# Sorting almost sorted array in $O(n)$ time

What is the best way to sort an array that has at least half of its elements in their final position? Is it possible to achieve $O(n)$ running time?

• You really mean final position, i.e., $2,3,4,5,6,7,8,9,1$ is not almost sorted? Nov 24 '15 at 16:56
• Do you want specifically a non-parallel comparison sort? Nov 24 '15 at 16:59
• @HagenvonEitzen : I meant 1,2,3,4,5,6,7,10,9,8. 1 to 7 is already sorted but the last part is not. Nov 24 '15 at 17:02
• @Arthur : As long as it can achieve O(n) time. Nov 24 '15 at 17:04

$O(n)$ is not possible as your initial position might be $\frac n2$ small items in correct order followed by $\frac n2$ items in random order. Sorting the latter takes $O(n\ln n)$.

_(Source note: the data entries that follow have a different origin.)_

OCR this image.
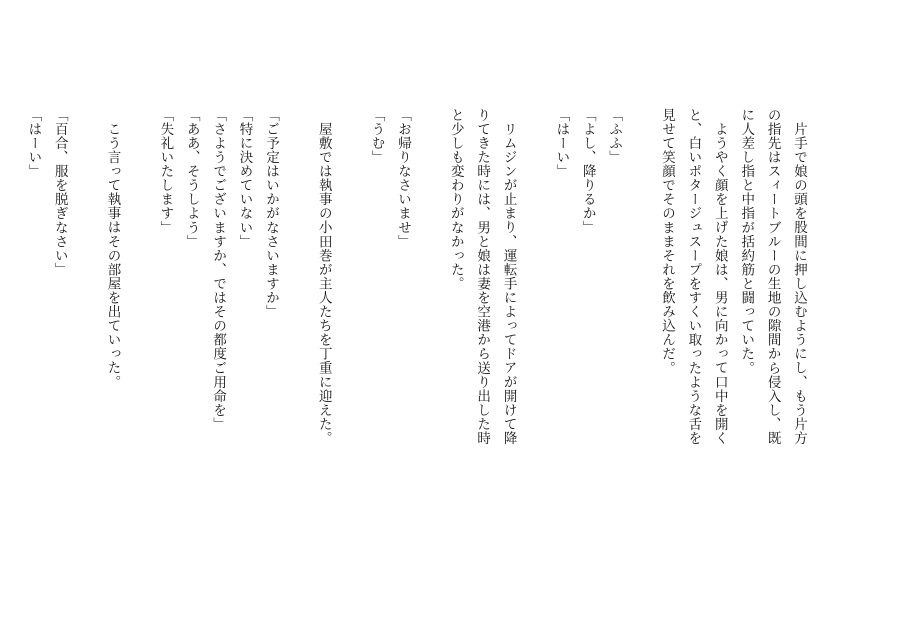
片手で娘の頭を股間に押し込むようにし、もう片方
の指先はスィートブルーの生地の隙間から侵入し、既
に人差し指と中指が括約筋と闘っていた。
ようやく顔を上げた娘は、男に向かって口中を開く
と、白いポタージュスープをすくい取ったような舌を
見せて笑顔でそのままそれを飲み込んだ。
「ふふ」
「よし、降りるか」
「はーい」
リムジンが止まり、運転手によってドアが開けて降
りてきた時には、男と娘は妻を空港から送り出した時
と少しも変わりがなかった。
「お帰りなさいませ」
「うむ」
屋敷では執事の小田巻が主人たちを丁重に迎えた。
「ご予定はいかがなさいますか」
「特に決めていない」
「さようでございますか、ではその都度ご用命を」
「ああ、そうしよう」
「失礼いたします」
こう言って執事はその部屋を出ていった。
「百合、服を脱ぎなさい」
「はーい」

• This is still assuming it's a comparison sort that is not done in parallel. For instance, bucket sort might, depending on what you're sorting, be linear no matter what the initial state of the list is. Nov 24 '15 at 17:02
• It's actually $\sqrt{n}$ random elements. Nov 24 '15 at 17:25

I think we can get an improvement to linear time if only $\frac{n}{\log{n}}$ items are out of place. First, pick out the misplaced items (they will occur in runs where the endpoints do not compare correctly with a neighbor), this takes linear time. Then use binary search on the remaining correctly-sorted items to find the correct positions for each misplaced item, this takes $O(\log{n})$ time for each item, so the total time is $O(n)$.